A number of towns along the river have missions dating back to the 1600s. Unlike many parts of Mexico, the Catholic church is still central to the people’s lives. The way of life might be described as a “cultura ganadera,” a culture that for the most part is centered on cattle. And yet, the line that typically divides cowboys and farmers is totally blurred, the people of the Rio Sonora don’t distinguish between the two. They are one and the same.
The mission at Aconchi, Sonora. The town was founded in the early 1600s and presumably the mission around the same time.
Horses still remain a part of everyday life.
This year we were fortunate to receive a small grant that will allow us to photograph life along the River. It is modest, but enough to get us fully invested to the point we can’t give it up. Our focus is to capture vestiges of the older disappearing lifestyle and at the same time, document the modern changes that are taking place. We began this past December and will continue throughout the different seasons of the year. Our base is the town of Banamichi, where we are being provided lodging by Bill Harmsen and his wife Irma, at their lovely hotel, La Posada del Rio Sonora – www.laposadadelriosonora.com. The eventual use of the photos has yet to be determined. All the usual options are possible, a book, websites and the like. It allows for a great amount of photographic freedom in a place overflowing with beautiful imagery. In the spirit of the words of the old classic black and white photographer Henri Cartier Bresson, it’s an easy place to get “one’s head, eye and heart on the same axis.”
La Posada on the Banamichi plaza.
During the course of the year we’ll make additional posts about our travels in the area. Most likely, they will mainly be comprised of photos, keeping writing to a minimum. I really don’t enjoy being in the position of trying to write about an area where I really know little of the history, culture and geography. There are certainly people much more capable than I. However, what I will do is to give you our impressions of the places we visit, and the people we meet. That I can do.
The Maldonados of La Estancia, Sonora.
Before posting any photos I should tell you a little about the landscape. Basically it’s a transition zone between the Sierra Madre of Chihuahua and the coastal plain of the Sonoran Desert. The Sonora River Valley consists of narrow floodplains ranging from 1 km to about 4 km in width. It is flanked by mountains on both sides and bordered by what are called bajadas, alluvial deposits dissected by dry river beds known as arroyos, that overlook the floodplain and are typically where towns and settlements are located. These are also what many people in this part of the world refer to as mesas. The middle and upper Valley, which is the area of our concern, consists of Sonoran Desert vegetation at the lower elevations and oak grasslands, like the area where we live, in the upper regions.

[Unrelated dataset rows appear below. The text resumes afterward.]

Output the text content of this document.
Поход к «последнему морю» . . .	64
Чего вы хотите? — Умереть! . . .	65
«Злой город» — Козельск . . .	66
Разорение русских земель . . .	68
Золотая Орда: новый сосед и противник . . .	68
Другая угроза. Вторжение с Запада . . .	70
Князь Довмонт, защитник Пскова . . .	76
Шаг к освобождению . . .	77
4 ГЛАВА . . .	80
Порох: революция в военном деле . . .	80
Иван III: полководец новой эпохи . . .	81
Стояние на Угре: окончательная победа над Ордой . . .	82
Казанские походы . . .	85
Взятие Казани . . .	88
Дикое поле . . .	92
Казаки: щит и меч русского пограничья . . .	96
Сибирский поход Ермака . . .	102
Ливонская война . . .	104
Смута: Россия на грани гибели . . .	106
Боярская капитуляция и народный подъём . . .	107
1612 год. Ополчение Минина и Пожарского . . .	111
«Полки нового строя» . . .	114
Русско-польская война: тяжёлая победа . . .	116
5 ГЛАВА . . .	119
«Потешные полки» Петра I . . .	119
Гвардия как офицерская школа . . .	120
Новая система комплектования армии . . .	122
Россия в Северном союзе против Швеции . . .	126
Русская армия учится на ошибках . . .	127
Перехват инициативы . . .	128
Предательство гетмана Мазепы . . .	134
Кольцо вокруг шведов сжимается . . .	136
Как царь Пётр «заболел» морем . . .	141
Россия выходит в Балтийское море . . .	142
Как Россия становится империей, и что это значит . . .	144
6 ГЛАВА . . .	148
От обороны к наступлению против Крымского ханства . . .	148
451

Winters are mild, frost is rare in the middle section of the Valley, two unpredictable rainy seasons are the norm – the equipatas of the winter and the monsoon driven las aguas that begin the end of June and continue through the month of August.
The website for the valley gives a good overview of the towns and their facilities. //www.riosonora.com/index.html
Overlooking the Valley from the mountains above Baviacora, Sonora.
Hopefully, through these posts, we will share a little of this special place and it’s people that continues to capture our hearts and so joyfully enrich our lives.
Our son Kalin with bike riding the the roads amongst the fields of Banamichi.
Beautiful paper thin “tortillas grandes,” being made in a backyard in Ojo de Agua, Sonora.
“Taqueria” at the recent town fiesta of Baviacora, Sonora.